I shook my head. “Not anymore. He used to be my favorite person in the whole world. But when the spell broke, it was like his love for me did too. He told me I was a disgusting reminder of my mother, and he didn’t want to be reminded of her ever again. He slammed the door in my face and never talked to me again.”
I blinked the tears back so Abram wouldn’t see the pain I held in. As the queen, I did not get to be weak.
“Little weaver…”
“It’s fine,” I muttered. “Him and Jade had their own daughter. I’m sure he has erased me out of his memory for good.”
I left out the fact that I had spied on my father for years. There was nothing that made me feel better. Time did not heal mywounds. My mother died and left me to clean up her mess. But I thought that with time, maybe my father would come back to me. He must have loved me at one point. How could he just stop so quickly? I thought I could change fate so that I could have him again, but then one day I saw him cradling a baby girl. Him and Jade had been standing outside, and he muttered how perfect she was. How he had never loved anything like he loved her.
Tears fell down my cheeks as I turned my back to Abram. The last time I saw my father, he had been walking down the street with his daughter.
She was getting older and looked similar to me. They were walking up the street toward me, and I thought he would see me and stop. He didn’t. He looked at me and didn’t even linger on me. Either he didn’t recognize me or didn’t want to. That was the most painful moment in my life—watching someone I love pretend not to know me.
I felt like his dirty secret.
The coven had never really felt like home to me either. My mother was so obsessed with my father when I was growing up that I didn’t get much affection from her. And when the coven figured out what she did, it was me they took it out on. No one in this world would care if I disappeared.
“Elowyn.” The pity in Abram’s voice made me feel disgusted with myself.
“I’m tired. It was a long day—getting married and all.” I tried to lighten the mood. “Will you undo the back of my dress so I can change and go to sleep?”
I turned and moved my loose hair out of his way. He was taking too long to say anything, so I looked behind me, and he seemed unsure.
“It doesn’t mean anything, Abe. I just can’t get it off by myself. The women at the coven helped me in it and expected my husband to tear me out of it, or that is how they phrased it.”
Abram nodded and stepped forward. I stared at the small carving on the shelf and smiled at the wooden flower he had carved. My breath held when his hands touched my back, slowly undoing the string of the corset. Abram’s breath fanned over the back of my neck, and my body shivered.
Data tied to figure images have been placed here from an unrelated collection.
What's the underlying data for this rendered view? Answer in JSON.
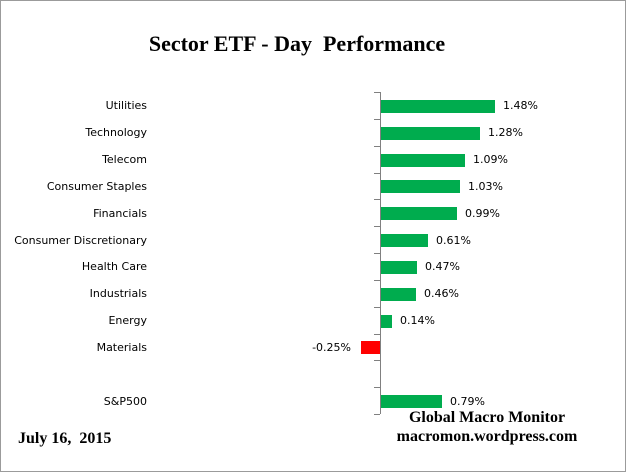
{
  "window": {
    "background_color": "#FFFFFF",
    "border_color": "#9B9B9B"
  },
  "chart_data": {
    "type": "bar",
    "orientation": "horizontal",
    "title": "Sector ETF - Day  Performance",
    "categories": [
      "Utilities",
      "Technology",
      "Telecom",
      "Consumer Staples",
      "Financials",
      "Consumer Discretionary",
      "Health Care",
      "Industrials",
      "Energy",
      "Materials",
      "S&P500"
    ],
    "values": [
      1.48,
      1.28,
      1.09,
      1.03,
      0.99,
      0.61,
      0.47,
      0.46,
      0.14,
      -0.25,
      0.79
    ],
    "value_labels": [
      "1.48%",
      "1.28%",
      "1.09%",
      "1.03%",
      "0.99%",
      "0.61%",
      "0.47%",
      "0.46%",
      "0.14%",
      "-0.25%",
      "0.79%"
    ],
    "positive_color": "#00AC4E",
    "negative_color": "#FF0000",
    "axis_color": "#808080",
    "xlabel": "",
    "ylabel": "",
    "xlim": [
      -0.5,
      2.05
    ],
    "gridlines": false,
    "legend": false,
    "gap_before_category": "S&P500"
  },
  "footer": {
    "date": "July 16,  2015",
    "brand_line1": "Global Macro Monitor",
    "brand_line2": "macromon.wordpress.com"
  }
}
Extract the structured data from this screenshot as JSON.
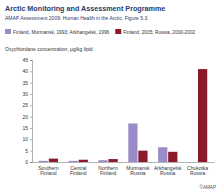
{
  "chart_data": {
    "type": "bar",
    "title": "Arctic Monitoring and Assessment Programme",
    "subtitle": "AMAP Assessment 2009: Human Health in the Arctic, Figure 5.3",
    "ylabel": "Oxychlordane concentration, µg/kg lipid",
    "categories": [
      "Southern Finland",
      "Central Finland",
      "Northern Finland",
      "Murmansk Russia",
      "Arkhangelsk Russia",
      "Chukotka Russia"
    ],
    "series": [
      {
        "name": "Finland, Murmansk, 1993; Arkhangelsk, 1996",
        "color": "#9a8cc8",
        "values": [
          0.5,
          0.5,
          0.8,
          17,
          6.5,
          null
        ]
      },
      {
        "name": "Finland, 2005; Russia, 2000-2002",
        "color": "#8b1a2b",
        "values": [
          1.5,
          1.0,
          1.3,
          5,
          4.5,
          41
        ]
      }
    ],
    "ylim": [
      0,
      45
    ],
    "yticks": [
      0,
      5,
      10,
      15,
      20,
      25,
      30,
      35,
      40,
      45
    ],
    "grid": false,
    "legend": "top",
    "annotations": [
      "©AMAP"
    ]
  }
}
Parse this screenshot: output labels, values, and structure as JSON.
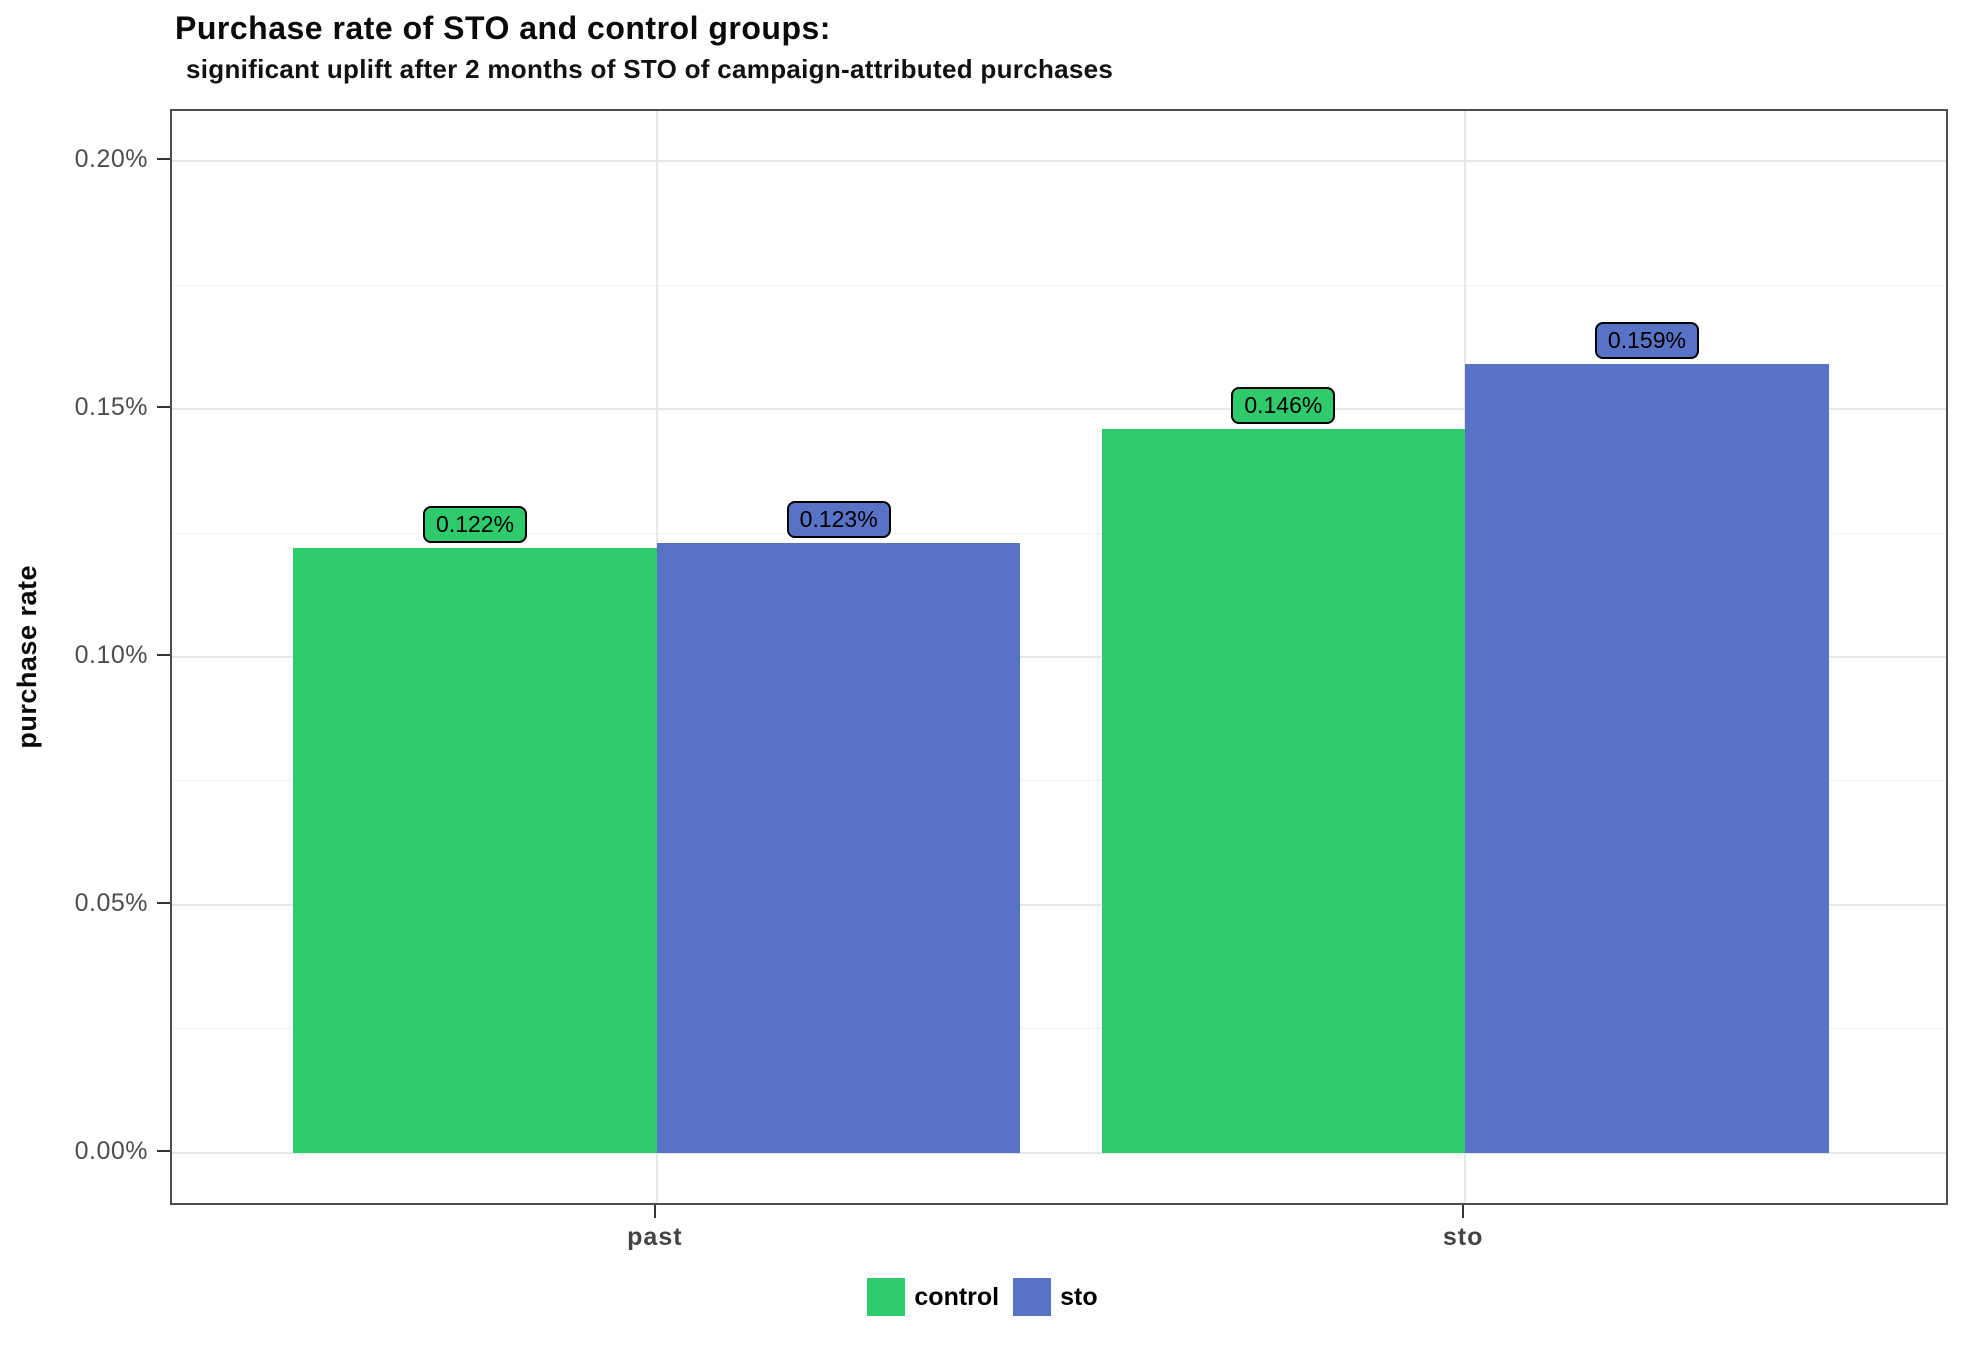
{
  "title": "Purchase rate of STO and control groups:",
  "subtitle": "significant uplift after 2 months of STO of campaign-attributed purchases",
  "chart_data": {
    "type": "bar",
    "categories": [
      "past",
      "sto"
    ],
    "series": [
      {
        "name": "control",
        "color": "#2fca6c",
        "values": [
          0.122,
          0.146
        ],
        "labels": [
          "0.122%",
          "0.146%"
        ]
      },
      {
        "name": "sto",
        "color": "#5872c6",
        "values": [
          0.123,
          0.159
        ],
        "labels": [
          "0.123%",
          "0.159%"
        ]
      }
    ],
    "xlabel": "",
    "ylabel": "purchase rate",
    "ylim": [
      0,
      0.21
    ],
    "y_ticks": [
      {
        "value": 0.0,
        "label": "0.00%"
      },
      {
        "value": 0.05,
        "label": "0.05%"
      },
      {
        "value": 0.1,
        "label": "0.10%"
      },
      {
        "value": 0.15,
        "label": "0.15%"
      },
      {
        "value": 0.2,
        "label": "0.20%"
      }
    ],
    "y_minor_ticks": [
      0.025,
      0.075,
      0.125,
      0.175
    ],
    "grid": true,
    "legend_position": "bottom",
    "legend": [
      {
        "label": "control",
        "color": "#2fca6c"
      },
      {
        "label": "sto",
        "color": "#5872c6"
      }
    ]
  }
}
The looser the corset became, the more my skin was exposed. I could feel the ghost of his skin brushing against mine and tried not to think anything of it.
He was not mine. But what if he was? The moon sent him to me, and he was looking for his mate. Maybe I was lucky enough to be the one made for him. The thought made my chest ache with hopefulness.
“There you go,” he whispered with a strained voice.
I held the dress to my chest as I turned to face him. My gaze lingered on his face.
“Thank you.”
Would I ever be blessed enough by the heavens to have him? He was the only man who ever caught my attention. There had to be a reason for that—right? Maybe we needed to be around each other more for it to snap into place. Could he love me if he spent enough time around me?
“Goodnight, Abram.”
He turned and headed for the bedroom, but stopped with his back toward me.
“Goodnight, Elowyn.”
Then he closed the door to his room, and I prayed to everything that this was fate working in a mysterious way. Maybe he was my fate.
Chapter 5
Abram
Iwoke up earlier than usual, but I didn’t get out of bed. My gaze moved to the door of my bedroom. Elowyn was on the other side, and something about that felt right.
Wait, no. I need to keep my distance.
Elowyn wasn’t my mate.
She’s my wife.
Fuck, I needed to get out of this house before she woke up. I could keep my emotional distance from her if I didn’t stay close to her. My feet slid onto the warm wooden floor. My body was tense; it had been two days since I accidentally married the woman I had been trying not to give in to.